Christie and Daniels: The Yin and Yang of a New Republicanism

In looks, demeanor, temperament, and life experience, Chris Christie and Mitch Daniels are as dissimilar as the states from which they hail. The former is a blunt, outspoken, even pugnacious former U.S. attorney with a career in New Jersey noted for reforming a local political cesspool and prosecuting white-collar crime. The latter is a soft-spoken, balding, lifelong Hoosier political junkie who spent a decade as a top executive of a Fortune 500 company.

Despite their seeming opposite natures, the two governors share a common denominator that may hold the key to fostering a new kind of Republican Party where principle and pragmatism combined with confidence and competence offer the voter a real choice in governance.

Neither man can be considered an ideologue. Nor do the two governors pander to any faction in the party or outside of it. Instead, both seem to have hit upon formulas for success that are peculiar to their own state -- and their personalities.

By necessity, Governor Christie has found himself in a confrontational role. His state's finances were in dismal shape when he took over early this year, and arrayed against him were powerful interests bent on submarining his plans to bring budget discipline to Trenton. Public employee unions, including the powerful teachers union, were preparing for war in order to maintain the status quo on pensions and other benefits.

But Christie outfoxed and outhustled his foes. He took to the stump, going around New Jersey explaining in plain language the problems he was dealing with and trying to address.

Rich Lowry, writing in National Review, explains:

He matched unyielding principle (determined to balance the budget without raising taxes, he vetoed a millionaires’ tax within minutes of its passage) with a willingness to take half a loaf (he wanted a constitutional amendment to limit property taxes to 2.5 percent, but settled with Democrats for an imperfect statutory limit).
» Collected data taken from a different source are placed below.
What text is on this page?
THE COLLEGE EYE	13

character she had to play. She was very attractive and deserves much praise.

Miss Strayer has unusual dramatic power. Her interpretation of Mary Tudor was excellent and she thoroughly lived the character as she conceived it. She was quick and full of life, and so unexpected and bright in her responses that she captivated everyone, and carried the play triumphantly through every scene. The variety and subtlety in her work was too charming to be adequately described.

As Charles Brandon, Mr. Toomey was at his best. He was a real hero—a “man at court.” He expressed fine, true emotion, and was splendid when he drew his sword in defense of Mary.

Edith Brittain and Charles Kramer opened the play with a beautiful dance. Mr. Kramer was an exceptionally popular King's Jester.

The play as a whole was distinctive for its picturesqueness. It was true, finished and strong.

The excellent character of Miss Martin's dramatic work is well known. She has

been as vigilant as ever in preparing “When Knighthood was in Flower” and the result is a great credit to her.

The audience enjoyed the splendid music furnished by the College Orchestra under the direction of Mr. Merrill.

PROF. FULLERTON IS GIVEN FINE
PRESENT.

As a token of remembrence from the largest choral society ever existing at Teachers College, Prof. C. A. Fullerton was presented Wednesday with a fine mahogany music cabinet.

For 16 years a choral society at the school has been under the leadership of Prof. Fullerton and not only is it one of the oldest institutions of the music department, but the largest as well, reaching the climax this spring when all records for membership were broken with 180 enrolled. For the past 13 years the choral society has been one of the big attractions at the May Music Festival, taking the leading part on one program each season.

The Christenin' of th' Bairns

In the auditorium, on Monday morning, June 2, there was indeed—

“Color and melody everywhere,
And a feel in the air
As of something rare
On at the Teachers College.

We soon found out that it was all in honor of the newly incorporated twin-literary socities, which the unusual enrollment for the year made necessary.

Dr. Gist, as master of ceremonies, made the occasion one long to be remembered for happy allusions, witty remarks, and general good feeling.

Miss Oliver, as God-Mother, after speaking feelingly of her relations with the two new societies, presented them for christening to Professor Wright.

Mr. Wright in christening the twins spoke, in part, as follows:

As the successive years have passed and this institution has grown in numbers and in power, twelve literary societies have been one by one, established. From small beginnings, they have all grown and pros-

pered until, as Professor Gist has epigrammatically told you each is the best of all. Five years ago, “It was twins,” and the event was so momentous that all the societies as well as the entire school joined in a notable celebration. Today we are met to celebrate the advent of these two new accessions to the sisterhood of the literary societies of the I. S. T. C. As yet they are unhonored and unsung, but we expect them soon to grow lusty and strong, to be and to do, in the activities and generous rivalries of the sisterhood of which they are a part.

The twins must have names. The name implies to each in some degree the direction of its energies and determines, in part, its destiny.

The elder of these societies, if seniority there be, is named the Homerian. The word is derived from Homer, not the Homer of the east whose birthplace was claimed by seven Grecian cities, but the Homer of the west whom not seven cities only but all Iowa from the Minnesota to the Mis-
He’ll need an Act II to get deeper, institutional reforms, but New Jersey is now separating itself from those other notorious wastrels, California and Illinois.

Indeed, while California and Illinois whine about hard times and tough choices, begging the Feds for more money so that the state politicians are spared from making cuts to programs that serve their favored constituencies, Christie's triumph in getting many of the budget cuts and building his own constituency for fiscal discipline is a model for other governors across the country who are feeling the squeeze of tight budgets in hard times.

Where Christie has succeeded with calculated confrontation and a practical streak when it comes to negotiating with the opposition, Mitch Daniels has quietly revolutionized government in Indiana by working with friend and foe to reform the way the needs of citizens are addressed. Using a combination of privatization, creative budgeting, and hard-headed negotiation, Daniels turned a significant $600 million deficit into a $1.2 billion surplus. He was rewarded by being re-elected by the largest margin for a Republican in Indiana's history.

Both men have been mentioned as possible candidates for president in 2012. Christie has flatly said no, while Daniels has not totally rejected the idea, bearing in mind that the possibility of the Indiana governor throwing his hat in the ring is remote.

Rather than speculate about their political aspirations, it might be more profitable to examine the nature of their success as leaders and wonder if their approach to politics, to the people, and even to the opposition holds any lessons for the rest of the GOP.